Na edição de 15 de Março de 1955 é publicado uma declaração de apoio ao artigo de Luís Teixeira que junta centenas de assinaturas, onde podemos encontrar também figuras gradas da vida nacional, como empresários, industriais e funcionários e simples cidadãos locais. Entre os ilustres nacionais podiam-se encontrar o arquitecto Raul Lino, os escritores Aquilino Ribeiro e Ramada Curto, o professor Varela Cid, Maria Cristina Bordalo Pinheiro, Virginia Bordalo Pinheiro Lopes de Mendonça, Robles Monteiro, Amelia Rey Colaço, Redondo Junior, a condessa e o marquês de Rio Maior, Leonel Sotto Mayor (director da Escola Industrial e Comercial), o médico Neto Rebelo, o advogado Francisco Calheiros Viegas, etc.
O nosso reconhecimento a Vasco Trancoso pelo seu trabalho que certamente irá empolgar os retratados bem como os frequentadores do mercado diário e os caldenses que são fiéis ao mesmo.   JLAS

 

As pessoas valem muito

O Mercado das Caldas realizava-se inicialmente no Largo da Copa em frente ao Hospital Termal e passou, durante o século XVIII, para o local onde se realiza actualmente (então Praça Nova).
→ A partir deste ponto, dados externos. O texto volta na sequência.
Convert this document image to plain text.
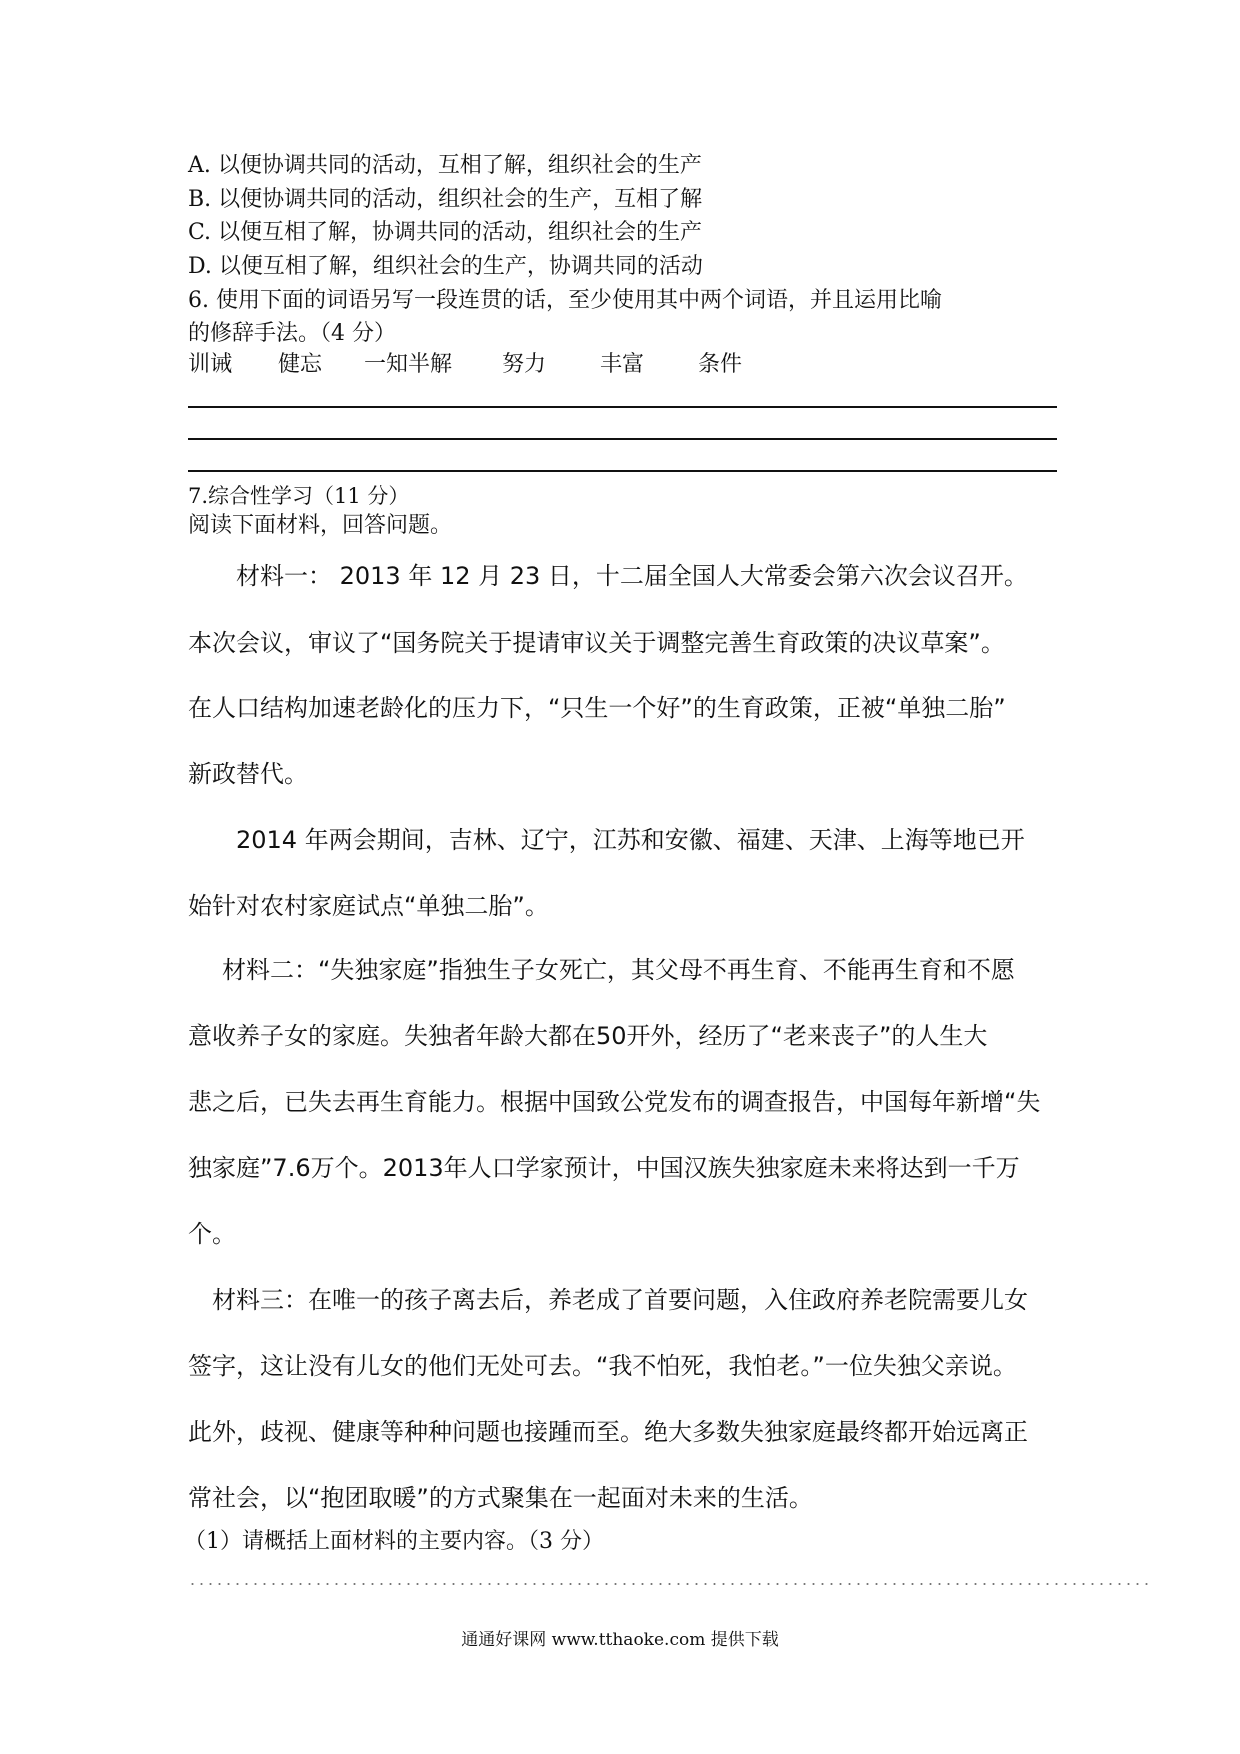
A. 以便协调共同的活动，互相了解，组织社会的生产
B. 以便协调共同的活动，组织社会的生产，互相了解
C. 以便互相了解，协调共同的活动，组织社会的生产
D. 以便互相了解，组织社会的生产，协调共同的活动
6. 使用下面的词语另写一段连贯的话，至少使用其中两个词语，并且运用比喻
的修辞手法。（4 分）
训诫 健忘 一知半解 努力 丰富 条件
7.综合性学习（11 分）
阅读下面材料，回答问题。
材料一： 2013 年 12 月 23 日，十二届全国人大常委会第六次会议召开。
本次会议，审议了“国务院关于提请审议关于调整完善生育政策的决议草案”。
在人口结构加速老龄化的压力下，“只生一个好”的生育政策，正被“单独二胎”
新政替代。
2014 年两会期间，吉林、辽宁，江苏和安徽、福建、天津、上海等地已开
始针对农村家庭试点“单独二胎”。
材料二：“失独家庭”指独生子女死亡，其父母不再生育、不能再生育和不愿
意收养子女的家庭。失独者年龄大都在50开外，经历了“老来丧子”的人生大
悲之后，已失去再生育能力。根据中国致公党发布的调查报告，中国每年新增“失
独家庭”7.6万个。2013年人口学家预计，中国汉族失独家庭未来将达到一千万
个。
材料三：在唯一的孩子离去后，养老成了首要问题，入住政府养老院需要儿女
签字，这让没有儿女的他们无处可去。“我不怕死，我怕老。”一位失独父亲说。
此外，歧视、健康等种种问题也接踵而至。绝大多数失独家庭最终都开始远离正
常社会，以“抱团取暖”的方式聚集在一起面对未来的生活。
（1）请概括上面材料的主要内容。（3 分）
通通好课网 www.tthaoke.com 提供下载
Em 1886-7 passou a ser denominada de D. Maria para, após o 5 de Outubro de 1910, ficar definitivamente: da República. Sobre este empedrado construído, em 1883, com o contributo (2 contos de réis) do proprietário Faustino da Gama e consoante projecto de Celestiano Rosa, continua a realizar-se diariamente e tal como no início – a céu aberto, o famoso Mercado da Fruta das Caldas da Rainha.
Tem surgido periodicamente, desde o início do século XX, a polémica de o substituir por um Mercado Fechado, com os argumentos da maior ou menor facilidade na higienização da praça, de se pagar o imposto de Terrado, ou de uma eventual vocação para Passeio Público. Felizmente tem-se mantido a tradição em que a cobertura é o céu. Este facto é uma mais-valia porque dá uma beleza e colorido próprio aos vegetais (julgo que as cores serão mais vibrantes devido a serem iluminadas pela luz directa do sol – com uma temperatura de cor mais elevada do que a proveniente de luz artificial), tal como defendia, em 1926, Luis Teixeira nas páginas da Gazeta das Caldas, com receio que se tornasse igual a tantas outras encerradas em edifícios construídos para o efeito. Será desejável que a Praça assim se mantenha e que continuemos a caminhar sobre as estrelas do seu empedrado – mas debaixo da abóbada celeste.
Mas este Mercado agora remodelado não se faz apenas com o empedrado do tabuleiro, com o colorido das tendas e com a pontualidade e originalidade do céu aberto. Faz-se também com as Pessoas. Uma das suas características e atractivos essenciais foi sempre a possibilidade de aquisição de produtos hortícolas mais frescos, mais baratos e directamente ao produtor. Os agricultores que vendem os seus produtos (agora também está representada a agricultura biológica) são um “capital” humano que contribui diariamente para a manutenção da personalidade própria de uma Praça – através de uma das suas características essenciais – diferente de todas as outras do País. Apesar de despontarem – felizmente – aqui e acolá jovens agricultores, muitos dos (das) vendedoras são quase nonagenários. Em consequência, o futuro (próximo) da Praça da Fruta passará, também, por um necessário refrescamento de vendedores/produtores da região. E o investimento nas Pessoas que lá trabalham poderá beneficiar da criação de incentivos exclusivos: para os produtores que vêm vender directamente na Praça e ainda para a agricultura biológica, recrutando assim novas gerações de agricultores que continuem a assegurar a viabilidade futura da tradição da Praça e que continuem o bom exemplo daqueles que os precederam.
Em consequência desta reflexão temos vindo a realizar uma recolha fotográfica, que a Gazeta das Caldas irá publicar semanalmente, sobre os vendedores da Praça da Fruta das Caldas da Rainha.
Optámos pelo retrato de grande plano – sempre colhido em pleno Mercado e sem recurso a luz artificial – porque se trata, fundamentalmente, de uma merecida homenagem às pessoas que nele trabalham.